Bank Holiday Monday
It’s 55 years since the historic meeting of mods and rockers on Clacton beach. Where were you on Bank Holiday Monday 1964? It was August 31st – I was in Chelmsford. ‘Have I the right?’ by the Honeycombs was number 1 in the charts. ‘Doo-wah diddy diddy’ by Manfred Mann was number 2. I had just heard ‘Under the Boardwalk’ by the Drifters.
On Monday 31 August 1964, according to my 1964 diary, most of the mods I knew spent the day in Chelmsford. Why go to Clacton, when you’ve got Chelmsford?
Again according to my diary, I had a ‘fabulous day’. I went to the Orpheus cellar coffee bar in New London Road, where all the mods hung out, listened to the Ronettes on the juke box, had a discussion about a mouth organ, noticed someone wearing a very nice navy blue suede with a leather collar and then went home for my tea. In the evening my best mate Christine and I went to see Chelmsford City football team play, in their ground on the far side of the rec. My diary is strangely silent about who we were playing and what the score was – I was much more impressed with the fact that after the game we got a lift home in the mini of Pete B. A mini!
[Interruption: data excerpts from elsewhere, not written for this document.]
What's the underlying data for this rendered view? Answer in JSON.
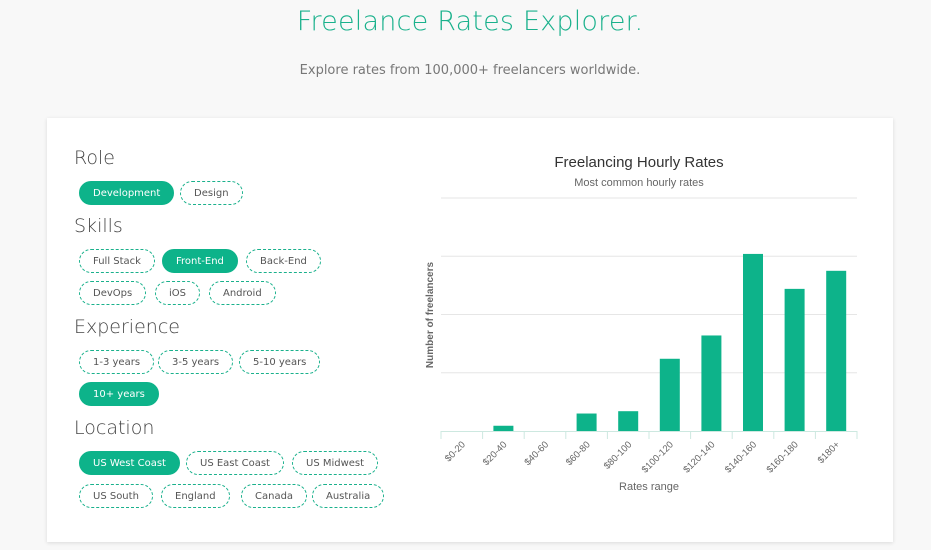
{
  "header": {
    "title": "Freelance Rates Explorer.",
    "subtitle": "Explore rates from 100,000+ freelancers worldwide."
  },
  "filters": {
    "role": {
      "heading": "Role",
      "options": [
        {
          "label": "Development",
          "active": true
        },
        {
          "label": "Design",
          "active": false
        }
      ]
    },
    "skills": {
      "heading": "Skills",
      "options": [
        {
          "label": "Full Stack",
          "active": false
        },
        {
          "label": "Front-End",
          "active": true
        },
        {
          "label": "Back-End",
          "active": false
        },
        {
          "label": "DevOps",
          "active": false
        },
        {
          "label": "iOS",
          "active": false
        },
        {
          "label": "Android",
          "active": false
        }
      ]
    },
    "experience": {
      "heading": "Experience",
      "options": [
        {
          "label": "1-3 years",
          "active": false
        },
        {
          "label": "3-5 years",
          "active": false
        },
        {
          "label": "5-10 years",
          "active": false
        },
        {
          "label": "10+ years",
          "active": true
        }
      ]
    },
    "location": {
      "heading": "Location",
      "options": [
        {
          "label": "US West Coast",
          "active": true
        },
        {
          "label": "US East Coast",
          "active": false
        },
        {
          "label": "US Midwest",
          "active": false
        },
        {
          "label": "US South",
          "active": false
        },
        {
          "label": "England",
          "active": false
        },
        {
          "label": "Canada",
          "active": false
        },
        {
          "label": "Australia",
          "active": false
        }
      ]
    }
  },
  "colors": {
    "accent": "#1ab18c",
    "bar": "#0db38a",
    "chip_active": "#0db38a"
  },
  "chart_data": {
    "type": "bar",
    "title": "Freelancing Hourly Rates",
    "subtitle": "Most common hourly rates",
    "xlabel": "Rates range",
    "ylabel": "Number of freelancers",
    "categories": [
      "$0-20",
      "$20-40",
      "$40-60",
      "$60-80",
      "$80-100",
      "$100-120",
      "$120-140",
      "$140-160",
      "$160-180",
      "$180+"
    ],
    "values": [
      0,
      0.09,
      0,
      0.3,
      0.34,
      1.24,
      1.64,
      3.04,
      2.44,
      2.75
    ],
    "ylim": [
      0,
      4
    ],
    "y_gridlines": [
      1,
      2,
      3,
      4
    ],
    "y_tick_labels_shown": false,
    "grid": true,
    "legend": "none"
  }
}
A few weeks ago I went into the BBC Essex Radio studios to talk about my memories of those early mod days, with Laura Doyle. She’s put together a BBC Essex Special, Leathers and Lambrettas, which will be on BBC Essex at 12 noon on Monday 26 August, presented by Marty Wilde, to mark the 55th anniversary of the historic clashes between mods and rockers. The programme asks the question, ‘Was it all about throwing deckchairs at each other on the beach?’ The short answer is of course, no. It was about clothes, and music and transport and just hanging out with your mates. We talked about the music I was listening to, and I described that feeling, sitting in the Orpheus, coffee in a glass cup in front of me, my suede on the seat beside me, chatting to Christine, when the first drum beats of Be My Baby rolled round the room. Heaven.